Bozulan İstiğna Vesilesiyle Ağabeylere Yazılan Bir Mektub

                 Esselâm-ü Aleyküm ve Rahmetullah-i ve Berekâtühü  Aziz ve Muhterem Ağabeyim;

               Üstadımızın ısrarla üzerinde durduğu ; Vasiyetine mühim bir madde olarak ilâve ettiği ; Muhtelif mektublarında tatbikatını yaptığı, böylece bize fiilen gösterdiği ; Yardımları kabul etmediği gibi, vesile de olmadığını söylediği; “Sizden bir şey istemeyenlere tâbi olun “ Âyet mealini mânidar gösterdiği;  Lisan-ı hal ile dahi istememeyi tavsiye ettiği;     “Mâişetler temin edilir,fakat bu istenilmez” dediği; “Bu millet,yardım etmiş; Fakat bu istenilmez” dediği; “İaneleri toplamamalı, malî yardımları istememeli,” Ver” dememeli” dediği; “İstiğna ederek, teveccühlerini aramaz” dediği; İktida edilmeğe lâyık bir istiğnası bulunduğu; Nur Talebelerinin de istiğnasına herkesin hayran olduğu; Aç kaldığı halde dahi istiğnasını bozmadığı;İstiğna kaidesi Üstadın düstur-u hayatı olduğu; İstiğna mektubunu okuyup, yemek yeyince şiddetle tokat yediği; İstiğnasındaki fevkalâde tatbikatları; Otomobil alındığı halde, “Kabul edemedi” diye ilân ettirdiği; İhlâslı Nurcuların, hayat-ı içtimâiye faydalarından çekindiği; “Vasiyet ediyorum, kaidemi, aynen tatbik etsinler!” dediği, Mukabilsiz hediyelerden hasta olduğu; Fakr-u hâliyle istiğnay-ı tammı muhafaza ettiği; Cenab-ı Hak, istemek talebinde olmadan da halklara kabul ettirdiği; Sevâd-ı A’zama tâbi olup, ekalliyet-i müsrifeye tâbi olmadığı; Kanaata riayet etmeyen bir Ağabeyin yediği tokadı itiraf ettiği; Arz-ı iftikar etmemek için Üstadımızın yorganını sattığı; Ücret almayan Nur talebesinin hizmetinin hâlis olduğu; Üstadımızın, bu dersleriyle halkın ihsanına mâni olmadığı; halde NURCULARIN İSTİĞNA  DÜSTURU VE KAİDESİ, bu başlıklar altında biraraya getirilen ve ilişikteki sahifelerde toplanan fıkraların sarahatları karşısında, tarafınızdan  tekrar mütalaa edilerek, Allah’ın Rızası ve Üstadımızın hatırı, meydana gelen bizce yanlış  tatbikatın, tarafınızdan düzeltilmesi yönünde umumî bir mektub yazılmasını ve değişmez kaidemiz olan “alenî istememek” yoluyle veya Nur dâiresine uygun bir usulle, meselâ “yardımın şekli ve yeri haber verilmek şeklinde “ münasib olacağı izah edilmelidir.

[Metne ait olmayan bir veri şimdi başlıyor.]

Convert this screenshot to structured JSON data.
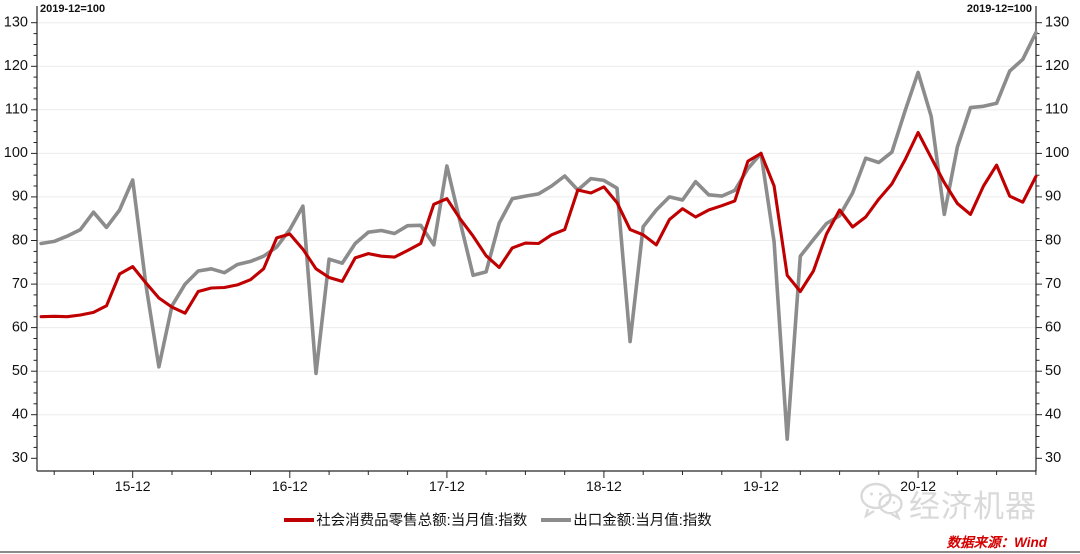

Bizler gördüğümüz gibi, maalesef alenî istemekle, sanki icbar ederek, ikrahla olan tatbikatları görerek üzülüyor ve rencide oluyoruz. Siz Muhterem Ağabeylerimizin de asla tasvib etmediği hallerin yine sizlerin gözleri önünde cereyan ederek sizleri de üzmesini istemiyoruz.

Selâm, muhabbet ve dualarımızın kabulü ricasiyle arz-ı hürmet ederim.